The Whole Foods policy on its poppies firestorm starts first thing this morning, with Ontario Premier Doug Ford.
“I find it absolutely disgusting, and disgraceful. It’s disrespectful when it comes to honouring our heroes and veterans.”
He wasn’t the only Canadian politician to respond as Prime Minister Justin Trudeau minced no words.
“I think Whole Foods has made a silly mistake. That I am hoping they will correct, very quickly,” Trudeau said.
Nation-wide condemnation of the chain’s policy banning employees from wearing poppies at work.
There’s not a lot the House of Commons agrees upon these days, but this got unanimous support as North Island-Powell River MP Rachel Blaney introduced a point of order.
“That this House condemn Whole Foods and its owner Jeff Bezos for banning its employees from wearing poppies on their uniform. And demand that the policy be reversed immediately,” Blaney said.
On Thursday when CHEK News pushed Whole Foods to explain its policy, it released its new updated dress code.
Today, Ontario’s Ford promised legislation to prevent bans on poppies in the future.
“When our legislature returns, we will introduce legislation to stop companies from preventing their staff from wearing a poppy during remembrance week.

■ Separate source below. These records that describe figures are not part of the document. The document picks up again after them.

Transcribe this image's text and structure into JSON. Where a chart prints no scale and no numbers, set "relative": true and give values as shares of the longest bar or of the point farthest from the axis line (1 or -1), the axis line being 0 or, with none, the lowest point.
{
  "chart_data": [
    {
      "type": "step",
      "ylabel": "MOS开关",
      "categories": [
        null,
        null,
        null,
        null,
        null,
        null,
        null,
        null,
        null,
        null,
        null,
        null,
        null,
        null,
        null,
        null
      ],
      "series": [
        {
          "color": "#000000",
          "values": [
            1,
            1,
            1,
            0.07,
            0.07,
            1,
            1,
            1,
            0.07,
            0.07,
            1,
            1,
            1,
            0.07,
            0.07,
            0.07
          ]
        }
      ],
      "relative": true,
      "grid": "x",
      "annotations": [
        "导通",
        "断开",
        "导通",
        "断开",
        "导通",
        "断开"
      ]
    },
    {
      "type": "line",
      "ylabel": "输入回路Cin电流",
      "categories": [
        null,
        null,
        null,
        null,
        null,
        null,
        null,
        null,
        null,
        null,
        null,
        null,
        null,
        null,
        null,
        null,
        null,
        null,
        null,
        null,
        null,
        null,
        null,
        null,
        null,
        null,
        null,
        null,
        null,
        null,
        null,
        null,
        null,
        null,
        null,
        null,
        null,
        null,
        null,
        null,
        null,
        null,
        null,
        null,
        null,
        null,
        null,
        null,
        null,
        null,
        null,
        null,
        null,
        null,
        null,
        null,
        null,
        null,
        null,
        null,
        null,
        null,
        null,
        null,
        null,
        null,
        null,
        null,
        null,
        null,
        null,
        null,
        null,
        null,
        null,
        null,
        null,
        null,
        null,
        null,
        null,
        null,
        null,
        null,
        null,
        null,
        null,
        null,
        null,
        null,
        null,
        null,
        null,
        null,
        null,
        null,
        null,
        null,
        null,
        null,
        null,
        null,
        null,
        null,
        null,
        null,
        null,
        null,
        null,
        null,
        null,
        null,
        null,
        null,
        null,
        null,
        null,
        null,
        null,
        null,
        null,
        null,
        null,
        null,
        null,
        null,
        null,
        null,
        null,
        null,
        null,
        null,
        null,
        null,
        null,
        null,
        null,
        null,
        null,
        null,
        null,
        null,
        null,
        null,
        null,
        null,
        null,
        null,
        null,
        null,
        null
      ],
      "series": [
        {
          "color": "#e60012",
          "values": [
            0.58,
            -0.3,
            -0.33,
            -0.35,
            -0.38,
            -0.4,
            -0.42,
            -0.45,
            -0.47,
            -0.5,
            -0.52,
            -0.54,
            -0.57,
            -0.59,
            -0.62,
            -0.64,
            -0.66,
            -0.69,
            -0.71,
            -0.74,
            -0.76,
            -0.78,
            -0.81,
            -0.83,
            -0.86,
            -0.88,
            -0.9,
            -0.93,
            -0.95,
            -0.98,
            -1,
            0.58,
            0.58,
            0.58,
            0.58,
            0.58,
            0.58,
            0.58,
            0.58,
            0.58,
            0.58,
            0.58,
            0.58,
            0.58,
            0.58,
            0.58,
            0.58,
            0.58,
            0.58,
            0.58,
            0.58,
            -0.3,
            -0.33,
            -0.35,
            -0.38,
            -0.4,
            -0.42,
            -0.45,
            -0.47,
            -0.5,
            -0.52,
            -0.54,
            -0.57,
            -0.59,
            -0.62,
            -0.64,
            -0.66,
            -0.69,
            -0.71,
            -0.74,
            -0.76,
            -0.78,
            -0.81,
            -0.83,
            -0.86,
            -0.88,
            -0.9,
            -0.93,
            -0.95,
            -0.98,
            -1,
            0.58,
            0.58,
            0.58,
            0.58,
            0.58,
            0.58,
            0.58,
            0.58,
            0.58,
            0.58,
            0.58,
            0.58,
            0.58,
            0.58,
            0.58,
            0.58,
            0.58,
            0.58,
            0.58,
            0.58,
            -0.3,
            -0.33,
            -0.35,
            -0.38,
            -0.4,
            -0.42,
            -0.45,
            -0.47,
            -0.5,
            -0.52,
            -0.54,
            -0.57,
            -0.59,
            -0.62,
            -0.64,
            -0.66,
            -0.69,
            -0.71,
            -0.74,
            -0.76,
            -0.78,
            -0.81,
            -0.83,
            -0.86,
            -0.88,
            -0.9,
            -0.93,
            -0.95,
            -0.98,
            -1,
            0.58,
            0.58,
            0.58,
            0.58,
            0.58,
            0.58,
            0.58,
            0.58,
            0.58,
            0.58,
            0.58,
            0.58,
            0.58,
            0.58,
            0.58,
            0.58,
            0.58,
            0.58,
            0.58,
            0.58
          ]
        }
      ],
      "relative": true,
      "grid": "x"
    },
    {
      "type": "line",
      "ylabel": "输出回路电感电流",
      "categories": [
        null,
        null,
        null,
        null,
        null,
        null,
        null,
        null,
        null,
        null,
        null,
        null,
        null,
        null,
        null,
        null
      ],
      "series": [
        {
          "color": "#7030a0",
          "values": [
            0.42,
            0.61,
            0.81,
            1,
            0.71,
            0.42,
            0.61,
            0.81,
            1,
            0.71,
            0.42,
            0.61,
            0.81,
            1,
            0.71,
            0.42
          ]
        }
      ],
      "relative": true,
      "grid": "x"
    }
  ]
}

I never, ever want to see any company in Ontario ever do this again,” Ford said at a news conference in Toronto.
BC’s Premier John Horgan issued a statement that included telling the company to give it’s head a shake.

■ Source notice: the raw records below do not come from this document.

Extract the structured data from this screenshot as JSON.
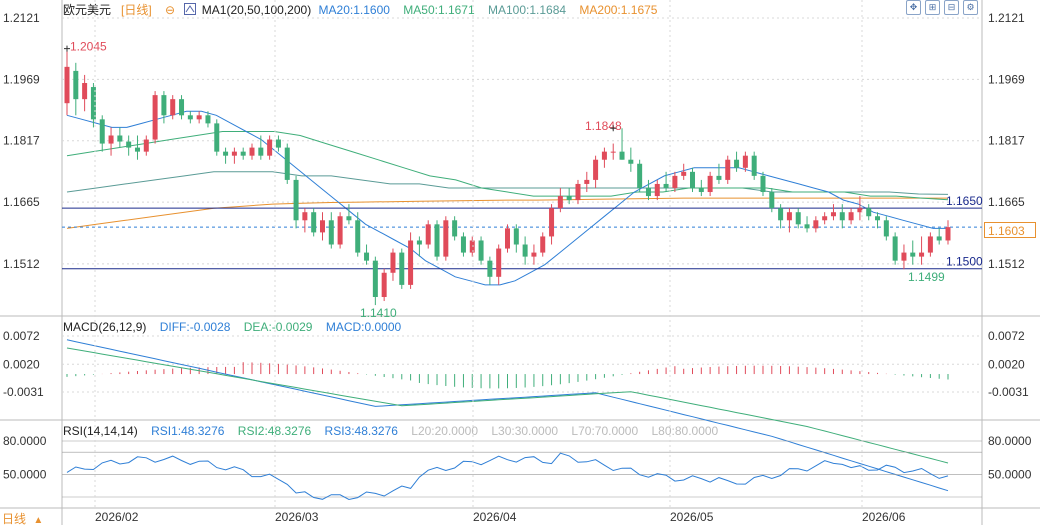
{
  "header": {
    "symbol": "欧元美元",
    "period": "[日线]",
    "period_icon": "circle-minus-icon",
    "ma_label": "MA1(20,50,100,200)",
    "ma20": "MA20:1.1600",
    "ma50": "MA50:1.1671",
    "ma100": "MA100:1.1684",
    "ma200": "MA200:1.1675"
  },
  "toolbar": {
    "icons": [
      "move-icon",
      "zoom-in-icon",
      "zoom-out-icon",
      "settings-icon"
    ]
  },
  "colors": {
    "up": "#e04b5a",
    "down": "#3fae7a",
    "ma20": "#2f7fd6",
    "ma50": "#3fae7a",
    "ma100": "#5a9b96",
    "ma200": "#e8912f",
    "hline": "#1a2a8c",
    "grid": "#d8d8d8",
    "macd_diff": "#2f7fd6",
    "macd_dea": "#3fae7a",
    "rsi": "#2f7fd6"
  },
  "main_axis": {
    "ticks": [
      "1.2121",
      "1.1969",
      "1.1817",
      "1.1665",
      "1.1512"
    ],
    "current_price": "1.1603",
    "hline_1650": "1.1650",
    "hline_1500": "1.1500"
  },
  "annotations": {
    "high": "1.2045",
    "peak_apr": "1.1848",
    "low": "1.1410",
    "low_jun": "1.1499"
  },
  "macd": {
    "label": "MACD(26,12,9)",
    "diff": "DIFF:-0.0028",
    "dea": "DEA:-0.0029",
    "macd": "MACD:0.0000",
    "ticks": [
      "0.0072",
      "0.0020",
      "-0.0031"
    ]
  },
  "rsi": {
    "label": "RSI(14,14,14)",
    "rsi1": "RSI1:48.3276",
    "rsi2": "RSI2:48.3276",
    "rsi3": "RSI3:48.3276",
    "l20": "L20:20.0000",
    "l30": "L30:30.0000",
    "l70": "L70:70.0000",
    "l80": "L80:80.0000",
    "ticks": [
      "80.0000",
      "50.0000"
    ]
  },
  "x_axis": {
    "labels": [
      "2026/02",
      "2026/03",
      "2026/04",
      "2026/05",
      "2026/06"
    ]
  },
  "footer": {
    "period_label": "日线",
    "arrow": "▲"
  },
  "chart_data": {
    "type": "candlestick",
    "ylim": [
      1.14,
      1.2121
    ],
    "candles": [
      [
        1.191,
        1.2045,
        1.188,
        1.2
      ],
      [
        1.199,
        1.201,
        1.188,
        1.192
      ],
      [
        1.192,
        1.198,
        1.189,
        1.196
      ],
      [
        1.195,
        1.196,
        1.185,
        1.187
      ],
      [
        1.187,
        1.188,
        1.179,
        1.181
      ],
      [
        1.181,
        1.185,
        1.178,
        1.183
      ],
      [
        1.183,
        1.185,
        1.18,
        1.1815
      ],
      [
        1.1815,
        1.183,
        1.178,
        1.18
      ],
      [
        1.18,
        1.183,
        1.177,
        1.179
      ],
      [
        1.179,
        1.183,
        1.178,
        1.182
      ],
      [
        1.182,
        1.194,
        1.181,
        1.193
      ],
      [
        1.193,
        1.194,
        1.186,
        1.188
      ],
      [
        1.188,
        1.193,
        1.187,
        1.192
      ],
      [
        1.192,
        1.193,
        1.187,
        1.188
      ],
      [
        1.188,
        1.189,
        1.186,
        1.187
      ],
      [
        1.187,
        1.189,
        1.186,
        1.188
      ],
      [
        1.188,
        1.189,
        1.185,
        1.186
      ],
      [
        1.186,
        1.187,
        1.178,
        1.179
      ],
      [
        1.179,
        1.18,
        1.176,
        1.178
      ],
      [
        1.178,
        1.18,
        1.176,
        1.179
      ],
      [
        1.179,
        1.18,
        1.177,
        1.178
      ],
      [
        1.178,
        1.181,
        1.177,
        1.18
      ],
      [
        1.18,
        1.183,
        1.177,
        1.178
      ],
      [
        1.178,
        1.183,
        1.177,
        1.182
      ],
      [
        1.182,
        1.183,
        1.179,
        1.18
      ],
      [
        1.18,
        1.181,
        1.171,
        1.172
      ],
      [
        1.172,
        1.173,
        1.16,
        1.162
      ],
      [
        1.162,
        1.165,
        1.159,
        1.164
      ],
      [
        1.164,
        1.165,
        1.158,
        1.159
      ],
      [
        1.159,
        1.164,
        1.157,
        1.162
      ],
      [
        1.162,
        1.164,
        1.155,
        1.156
      ],
      [
        1.156,
        1.164,
        1.155,
        1.163
      ],
      [
        1.163,
        1.166,
        1.161,
        1.162
      ],
      [
        1.162,
        1.164,
        1.153,
        1.154
      ],
      [
        1.154,
        1.156,
        1.151,
        1.152
      ],
      [
        1.152,
        1.153,
        1.141,
        1.143
      ],
      [
        1.143,
        1.15,
        1.142,
        1.149
      ],
      [
        1.149,
        1.155,
        1.147,
        1.154
      ],
      [
        1.154,
        1.155,
        1.145,
        1.146
      ],
      [
        1.146,
        1.159,
        1.145,
        1.157
      ],
      [
        1.157,
        1.158,
        1.153,
        1.156
      ],
      [
        1.156,
        1.162,
        1.155,
        1.161
      ],
      [
        1.161,
        1.162,
        1.152,
        1.153
      ],
      [
        1.153,
        1.163,
        1.152,
        1.162
      ],
      [
        1.162,
        1.163,
        1.157,
        1.158
      ],
      [
        1.158,
        1.159,
        1.153,
        1.154
      ],
      [
        1.154,
        1.158,
        1.153,
        1.157
      ],
      [
        1.157,
        1.158,
        1.151,
        1.152
      ],
      [
        1.152,
        1.153,
        1.146,
        1.148
      ],
      [
        1.148,
        1.156,
        1.146,
        1.155
      ],
      [
        1.155,
        1.161,
        1.154,
        1.16
      ],
      [
        1.16,
        1.161,
        1.154,
        1.156
      ],
      [
        1.156,
        1.158,
        1.151,
        1.153
      ],
      [
        1.153,
        1.156,
        1.151,
        1.154
      ],
      [
        1.154,
        1.159,
        1.153,
        1.158
      ],
      [
        1.158,
        1.166,
        1.156,
        1.165
      ],
      [
        1.165,
        1.17,
        1.164,
        1.168
      ],
      [
        1.168,
        1.17,
        1.166,
        1.167
      ],
      [
        1.167,
        1.172,
        1.166,
        1.171
      ],
      [
        1.171,
        1.174,
        1.169,
        1.172
      ],
      [
        1.172,
        1.178,
        1.17,
        1.177
      ],
      [
        1.177,
        1.18,
        1.175,
        1.179
      ],
      [
        1.179,
        1.181,
        1.177,
        1.179
      ],
      [
        1.179,
        1.1848,
        1.177,
        1.177
      ],
      [
        1.177,
        1.18,
        1.174,
        1.176
      ],
      [
        1.176,
        1.177,
        1.169,
        1.17
      ],
      [
        1.17,
        1.172,
        1.167,
        1.168
      ],
      [
        1.168,
        1.172,
        1.167,
        1.171
      ],
      [
        1.171,
        1.174,
        1.169,
        1.17
      ],
      [
        1.17,
        1.174,
        1.169,
        1.173
      ],
      [
        1.173,
        1.176,
        1.172,
        1.174
      ],
      [
        1.174,
        1.175,
        1.169,
        1.17
      ],
      [
        1.17,
        1.172,
        1.168,
        1.169
      ],
      [
        1.169,
        1.174,
        1.168,
        1.173
      ],
      [
        1.173,
        1.176,
        1.171,
        1.172
      ],
      [
        1.172,
        1.178,
        1.171,
        1.177
      ],
      [
        1.177,
        1.179,
        1.174,
        1.175
      ],
      [
        1.175,
        1.179,
        1.174,
        1.178
      ],
      [
        1.178,
        1.179,
        1.172,
        1.173
      ],
      [
        1.173,
        1.174,
        1.168,
        1.169
      ],
      [
        1.169,
        1.17,
        1.164,
        1.165
      ],
      [
        1.165,
        1.166,
        1.16,
        1.162
      ],
      [
        1.162,
        1.165,
        1.159,
        1.164
      ],
      [
        1.164,
        1.165,
        1.16,
        1.161
      ],
      [
        1.161,
        1.163,
        1.159,
        1.16
      ],
      [
        1.16,
        1.163,
        1.159,
        1.162
      ],
      [
        1.162,
        1.164,
        1.161,
        1.163
      ],
      [
        1.163,
        1.166,
        1.162,
        1.164
      ],
      [
        1.164,
        1.166,
        1.16,
        1.162
      ],
      [
        1.162,
        1.165,
        1.161,
        1.164
      ],
      [
        1.164,
        1.168,
        1.162,
        1.165
      ],
      [
        1.165,
        1.166,
        1.162,
        1.163
      ],
      [
        1.163,
        1.164,
        1.16,
        1.162
      ],
      [
        1.162,
        1.163,
        1.157,
        1.158
      ],
      [
        1.158,
        1.159,
        1.151,
        1.152
      ],
      [
        1.152,
        1.156,
        1.1499,
        1.154
      ],
      [
        1.154,
        1.157,
        1.151,
        1.153
      ],
      [
        1.153,
        1.158,
        1.151,
        1.154
      ],
      [
        1.154,
        1.159,
        1.153,
        1.158
      ],
      [
        1.158,
        1.16,
        1.156,
        1.157
      ],
      [
        1.157,
        1.162,
        1.156,
        1.1603
      ]
    ],
    "ma20": [
      1.188,
      1.187,
      1.186,
      1.185,
      1.185,
      1.186,
      1.187,
      1.188,
      1.189,
      1.189,
      1.188,
      1.186,
      1.184,
      1.182,
      1.179,
      1.176,
      1.173,
      1.17,
      1.167,
      1.164,
      1.161,
      1.159,
      1.157,
      1.155,
      1.152,
      1.15,
      1.148,
      1.147,
      1.146,
      1.146,
      1.147,
      1.149,
      1.151,
      1.154,
      1.157,
      1.16,
      1.163,
      1.166,
      1.169,
      1.171,
      1.173,
      1.174,
      1.175,
      1.175,
      1.175,
      1.175,
      1.174,
      1.173,
      1.172,
      1.171,
      1.17,
      1.169,
      1.167,
      1.166,
      1.164,
      1.163,
      1.162,
      1.161,
      1.16,
      1.16
    ],
    "ma50": [
      1.178,
      1.179,
      1.18,
      1.181,
      1.182,
      1.183,
      1.184,
      1.184,
      1.184,
      1.183,
      1.181,
      1.179,
      1.177,
      1.175,
      1.173,
      1.172,
      1.17,
      1.169,
      1.168,
      1.168,
      1.168,
      1.168,
      1.169,
      1.169,
      1.17,
      1.17,
      1.17,
      1.17,
      1.169,
      1.169,
      1.169,
      1.168,
      1.168,
      1.1675,
      1.1671
    ],
    "ma100": [
      1.169,
      1.17,
      1.171,
      1.172,
      1.173,
      1.174,
      1.174,
      1.174,
      1.173,
      1.173,
      1.172,
      1.171,
      1.171,
      1.17,
      1.17,
      1.17,
      1.17,
      1.17,
      1.17,
      1.17,
      1.17,
      1.17,
      1.17,
      1.17,
      1.169,
      1.169,
      1.169,
      1.169,
      1.169,
      1.1685,
      1.1684
    ],
    "ma200": [
      1.16,
      1.161,
      1.162,
      1.163,
      1.164,
      1.165,
      1.1655,
      1.166,
      1.1662,
      1.1664,
      1.1665,
      1.1666,
      1.1667,
      1.1668,
      1.1669,
      1.167,
      1.167,
      1.1671,
      1.1672,
      1.1673,
      1.1674,
      1.1675,
      1.1675,
      1.1675,
      1.1675,
      1.1675,
      1.1675,
      1.1675,
      1.1675,
      1.1675,
      1.1675
    ]
  }
}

Whole Foods responded to the backlash today by releasing a statement of its own.
“Our new unified dress code policy is intended to create consistency. Our intention was never to single out the poppy. We appreciate the thoughtful feedback we have received from our customer,” Whole Foods wrote.
Less than 24-hours after questions are raised, Whole Foods changed its course, allowing all employees to wear Canada’s symbol of remembrance.
The question now is has the damage already done?